Making Sense of the Natural World: Inside Tin Mountain’s Research Projects
Tin Mountain’s Ongoing Research Projects:
Breeding Bird Monitoring: In the spring of 2008, Tin Mountain Conservation Center established a set of 36 permanent plots to monitor breeding bird populations on the 138-acre Bald Hill Sanctuary. The project is conducted by staff and volunteers who make morning visits to the plots during May through mid-June to record birds that are heard or seen. This ongoing monitoring allows for the understanding of trends in resident bird populations and to better understand how changing landscapes influence bird habitat.
Annual Christmas Bird Count: Tin Mountain Conservation Center coordinates and conducts the annual North Conway Christmas Bird Count for the Mt. Washington Valley. During a 24-hour period in mid-late December, staff and Tin Mountain volunteers canvass the area to record both the species and number of individual birds observed. Data collected is provided to the nationwide Christmas bird count that uses the data to help understand trends in bird populations across the country.
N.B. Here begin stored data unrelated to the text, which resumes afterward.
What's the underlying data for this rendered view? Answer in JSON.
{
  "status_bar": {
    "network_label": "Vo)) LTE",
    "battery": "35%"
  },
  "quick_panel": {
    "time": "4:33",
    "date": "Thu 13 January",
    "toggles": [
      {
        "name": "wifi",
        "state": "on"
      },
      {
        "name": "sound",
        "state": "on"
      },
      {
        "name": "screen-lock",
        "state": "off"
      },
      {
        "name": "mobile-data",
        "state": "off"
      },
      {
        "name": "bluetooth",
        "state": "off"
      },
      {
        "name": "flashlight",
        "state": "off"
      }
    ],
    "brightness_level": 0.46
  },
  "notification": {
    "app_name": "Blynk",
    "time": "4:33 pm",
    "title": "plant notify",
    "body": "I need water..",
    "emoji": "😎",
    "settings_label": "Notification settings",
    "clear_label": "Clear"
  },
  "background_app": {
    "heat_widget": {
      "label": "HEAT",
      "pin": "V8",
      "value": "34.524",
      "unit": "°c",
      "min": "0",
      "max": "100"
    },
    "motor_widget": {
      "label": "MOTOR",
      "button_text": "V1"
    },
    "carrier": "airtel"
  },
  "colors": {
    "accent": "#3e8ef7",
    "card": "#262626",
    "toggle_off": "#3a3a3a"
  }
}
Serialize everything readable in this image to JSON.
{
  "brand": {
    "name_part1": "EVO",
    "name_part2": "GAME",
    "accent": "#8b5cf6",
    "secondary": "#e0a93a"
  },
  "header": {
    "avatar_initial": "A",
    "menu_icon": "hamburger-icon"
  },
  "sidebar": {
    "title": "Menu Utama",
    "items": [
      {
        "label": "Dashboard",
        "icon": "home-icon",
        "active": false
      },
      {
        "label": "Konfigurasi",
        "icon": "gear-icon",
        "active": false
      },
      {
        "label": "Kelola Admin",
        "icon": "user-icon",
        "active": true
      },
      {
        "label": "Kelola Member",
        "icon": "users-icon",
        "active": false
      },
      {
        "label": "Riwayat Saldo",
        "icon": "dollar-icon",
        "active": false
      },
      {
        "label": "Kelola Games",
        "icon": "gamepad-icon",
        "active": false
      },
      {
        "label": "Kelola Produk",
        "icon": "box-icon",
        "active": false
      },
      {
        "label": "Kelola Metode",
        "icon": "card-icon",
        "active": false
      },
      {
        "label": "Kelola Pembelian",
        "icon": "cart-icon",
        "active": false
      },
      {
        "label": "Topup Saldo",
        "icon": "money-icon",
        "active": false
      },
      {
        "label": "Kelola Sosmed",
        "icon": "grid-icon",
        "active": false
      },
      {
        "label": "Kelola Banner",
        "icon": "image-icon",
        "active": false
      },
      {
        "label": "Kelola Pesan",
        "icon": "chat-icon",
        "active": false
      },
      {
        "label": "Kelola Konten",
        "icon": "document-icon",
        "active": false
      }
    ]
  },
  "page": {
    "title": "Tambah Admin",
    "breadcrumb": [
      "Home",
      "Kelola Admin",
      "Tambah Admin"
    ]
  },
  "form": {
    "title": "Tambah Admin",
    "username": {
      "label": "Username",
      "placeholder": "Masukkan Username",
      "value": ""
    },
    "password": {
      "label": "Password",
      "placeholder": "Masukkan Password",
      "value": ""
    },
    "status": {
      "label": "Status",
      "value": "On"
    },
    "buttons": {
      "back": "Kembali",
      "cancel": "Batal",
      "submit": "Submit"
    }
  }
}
Click here to learn more.
Brook Trout Habitat Restoration: The Brook Trout Habitat Restoration Project involves research on the influence of adding woody material to small streams to enhance size and abundance of brook trout populations. The intern will be involved in permitting projects, collecting baseline information on all streams, electro-fishing, making wood additions, and re-assessing streams treated in the last two years. Seven streams were treated in 2010 and eight in 2011. Project involves strenuous work as well as extensive data collections on physical and biological attributes of streams, water chemistry, and fish populations. The intern will work with volunteers and staff to collect/analyze data and report results.
Forest Ecology: The Forest Ecology Project focuses on forest habitat changes associated with forest management. The ecological monitoring of timberlands is part of Tin Mountain’s sustainability principles for managing its 1,200 acres of timberlands in Conway. Staff and volunteers have been working to compare timber cuts of varying ages with control (uncut) stands to determine whether important forest structures (both qualitatively and quantitatively) are retained to adequately provide for resident wildlife. Other forest management activities include forest inventory, mapping, boundary line maintenance, and marking timber.